Specter had chaired the Senate Judiciary Committee from 2005 to 2007 and had been its ranking Republican before the switch. The Philadelphia Inquirer says Specter “made his biggest mark” as a member of the committee, where he “helped shape the Supreme Court and the entire federal judiciary.”

Specter helped kill the nomination of conservative Robert Bork to the U.S. Supreme Court but supported Justice Clarence Thomas, concluding that Anita Hill was guilty of “flat-out perjury,” the story says. His conclusion, he had said, was based on contradictions between Hill’s confirmation testimony about Thomas’ alleged sexual harassment and her statements to the FBI.

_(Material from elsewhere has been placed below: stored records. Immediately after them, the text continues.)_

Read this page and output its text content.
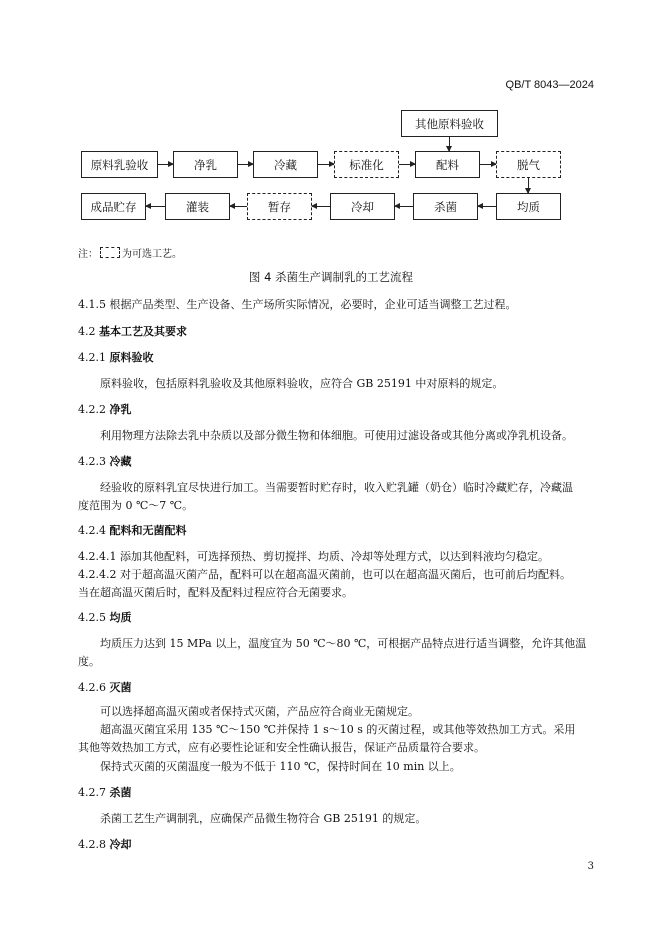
QB/T 8043—2024
其他原料验收
原料乳验收	净乳	冷藏	标准化	配料	脱气
成品贮存	灌装	暂存	冷却	杀菌	均质
注： 为可选工艺。
图 4 杀菌生产调制乳的工艺流程
4.1.5 根据产品类型、生产设备、生产场所实际情况，必要时，企业可适当调整工艺过程。
4.2 基本工艺及其要求
4.2.1 原料验收
原料验收，包括原料乳验收及其他原料验收，应符合 GB 25191 中对原料的规定。
4.2.2 净乳
利用物理方法除去乳中杂质以及部分微生物和体细胞。可使用过滤设备或其他分离或净乳机设备。
4.2.3 冷藏
经验收的原料乳宜尽快进行加工。当需要暂时贮存时，收入贮乳罐（奶仓）临时冷藏贮存，冷藏温
度范围为 0 ℃～7 ℃。
4.2.4 配料和无菌配料
4.2.4.1 添加其他配料，可选择预热、剪切搅拌、均质、冷却等处理方式，以达到料液均匀稳定。
4.2.4.2 对于超高温灭菌产品，配料可以在超高温灭菌前，也可以在超高温灭菌后，也可前后均配料。
当在超高温灭菌后时，配料及配料过程应符合无菌要求。
4.2.5 均质
均质压力达到 15 MPa 以上，温度宜为 50 ℃～80 ℃，可根据产品特点进行适当调整，允许其他温
度。
4.2.6 灭菌
可以选择超高温灭菌或者保持式灭菌，产品应符合商业无菌规定。
超高温灭菌宜采用 135 ℃～150 ℃并保持 1 s～10 s 的灭菌过程，或其他等效热加工方式。采用
其他等效热加工方式，应有必要性论证和安全性确认报告，保证产品质量符合要求。
保持式灭菌的灭菌温度一般为不低于 110 ℃，保持时间在 10 min 以上。
4.2.7 杀菌
杀菌工艺生产调制乳，应确保产品微生物符合 GB 25191 的规定。
4.2.8 冷却
3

He also supported the confirmations of Chief Justice John G. Roberts Jr. and Justice Samuel A. Alito Jr. Later, however, Specter said he had been wrong to believe Roberts when he said he would be a neutral arbiter of the law, according to the story.

Last year, while a member of his former party, Specter voted against Elena Kagan’s confirmation to be solicitor general, Bloomberg reports.

Specter had said he voted against Kagan “because she wouldn’t answer basic questions about her standards for handling that job,” Bloomberg says. While campaigning in the primary, he said he would keep an open mind on her nomination to the U.S. Supreme Court. His term concludes in early January, well after the expected vote on Kagan.